A Câmara de Lisboa apresentou em Março, na Assembleia Municipal, a sua Candidatura ao Programa de Apoio ao Acesso à Habitação: “1.º Direito”. Serão aplicados 700 milhões de Euros até 2024, a todos os candidatos do país.

O Programa 1.º Direito, em vigor desde Junho de 2018, destina-se a dar resposta às famílias que vivem no limiar de graves carências habitacionais. Esta medida apresenta-se como o primeiro objectivo da Nova Geração de Políticas de Habitação do Governo.

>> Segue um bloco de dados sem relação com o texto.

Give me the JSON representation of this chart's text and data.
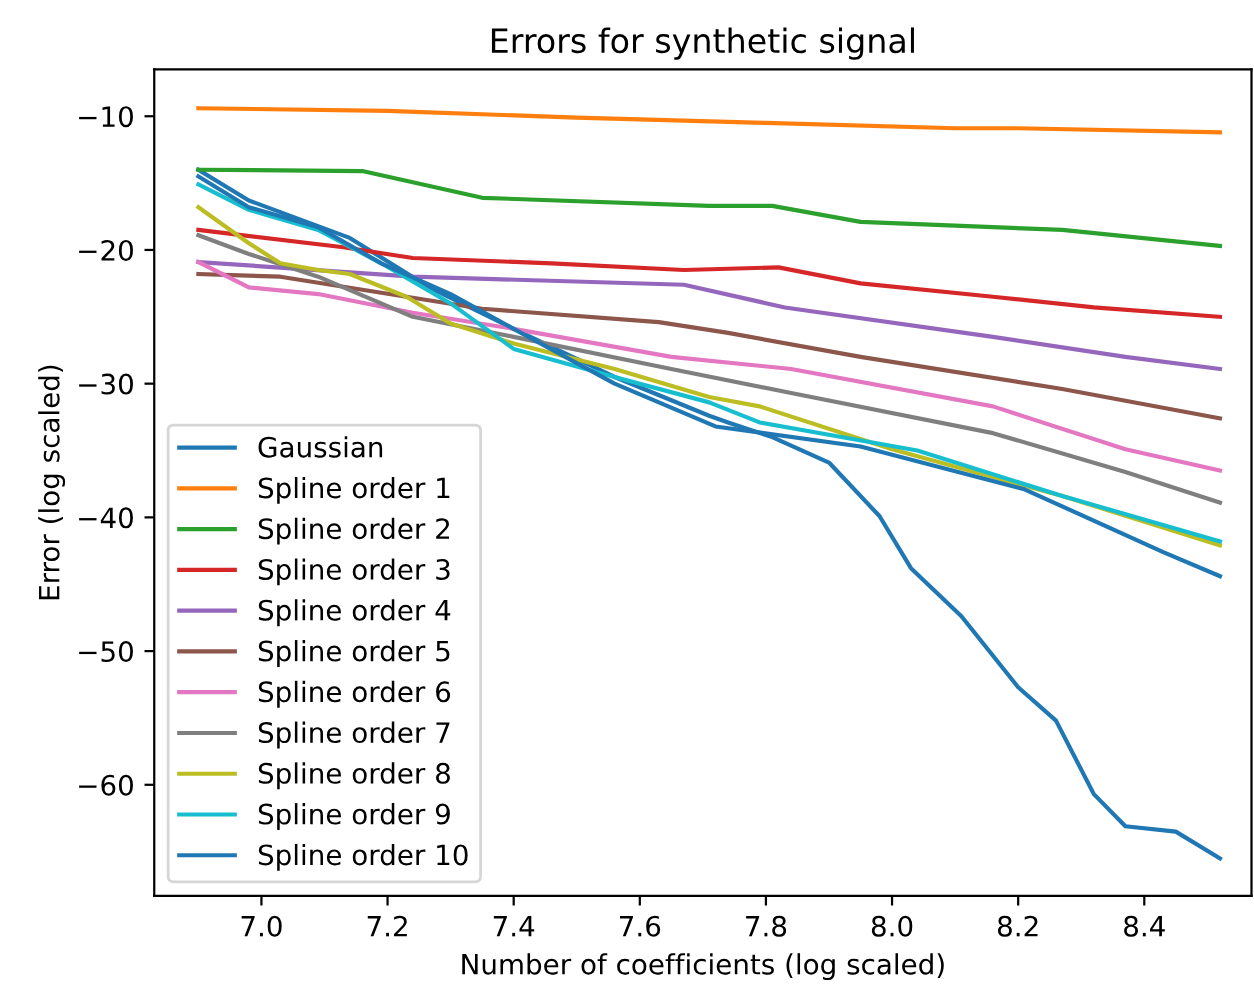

A Vereadora da Habitação da Câmara Municipal de Lisboa, Paula Marques, anunciou na sessão plenária da Assembleia, aquilo que ela considera uma atualização do programa local de habitação, ao revelar a candidatura ao referido programa de apoio. A Vereadora salientou que o programa representa todo o conjunto de necessidades sentidas nos dias de hoje.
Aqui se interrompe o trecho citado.